The stalling of routine health screens will also feed into future health problems. In June 2020, Cancer Research UK estimated that around 2.1 million people were waiting for breast, bowel or cervical cancer – a number that would normally lead to around 3,800 cancer diagnoses. Bridger says, although cancer tends to be less common among the working age population, this is concerning. “Employers may want to use their medical insurance to source treatment to help employees with cancer return to work,” he says. “These missed diagnoses may also affect income protection claims.”
These waiting list statistics coupled with the experience of living through the pandemic have pushed health and wellbeing to the top of the corporate agenda. “There are challenges such as the economy and Brexit but more employers are looking at how they can support employees,” says Scullion. “AMII corporate members are reporting an increase in enquiries of more than 40 per cent over an equivalent period last year.”
Rather than rely on the NHS waiting list statistics to drive demand, insurers are being careful not to blow this opportunity. Southern says insurers and advisers must demonstrate the value cover offers. “Employers will want the reassurance that their staff can access treatment when they need it but the days of offering a gold, silver bronze proposition are long gone,” he says. “Building on digital services such as virtual GP and wellbeing will meet the needs of the corporate market and deliver the value they want.”

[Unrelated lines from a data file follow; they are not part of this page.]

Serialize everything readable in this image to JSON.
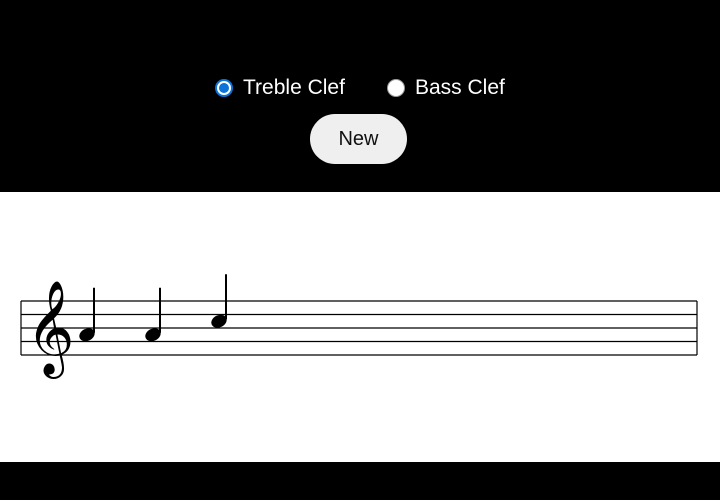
{
  "clef_selector": {
    "options": [
      {
        "label": "Treble Clef",
        "checked": true
      },
      {
        "label": "Bass Clef",
        "checked": false
      }
    ]
  },
  "controls": {
    "new_label": "New"
  },
  "staff": {
    "clef": "treble",
    "notes": [
      {
        "pitch": "A4",
        "duration": "quarter"
      },
      {
        "pitch": "A4",
        "duration": "quarter"
      },
      {
        "pitch": "C5",
        "duration": "quarter"
      }
    ]
  },
  "colors": {
    "background_dark": "#000000",
    "staff_background": "#ffffff",
    "radio_accent": "#0b73d9",
    "button_background": "#efefef"
  }
}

Plenty of activity is already underway in this space. As an example, Collins points to trials of virtual consultants. “Seeing a virtual consultant can shorten the treatment pathway, lower costs and lead to better outcomes for the employee,” he explains.
Advances in other areas of healthcare will also play into future medical insurance product development.
Scullion predicts that advances in remote diagnostics will drive development. “Where someone would have needed to go to a clinic to have blood tests, it’s now possible to get the same detail from a saliva or urine test that can be carried out at home,” he expla in s . “Digita l h ea lth propositions are also evolving making it much easier for employees to manage their health at home.”
These innovations, many of which lower costs while improving outcomes, will also influence medical insurance’s price point. Rather than being a perk for the executives, its focus on health management and prevention will make it a more affordable option that could be rolled out across the workforce. “We’re seeing insurers looking at products that are around £200 a year,” says Collins.
This, and all the other work that insurers have put in over the last year, could prove to be a game- changer for the medical insurance sector.
Bridger adds: “The pandemic has forced everyone to evolve much more quickly. There’s a real chance that the market will now be stronger and more relevant.”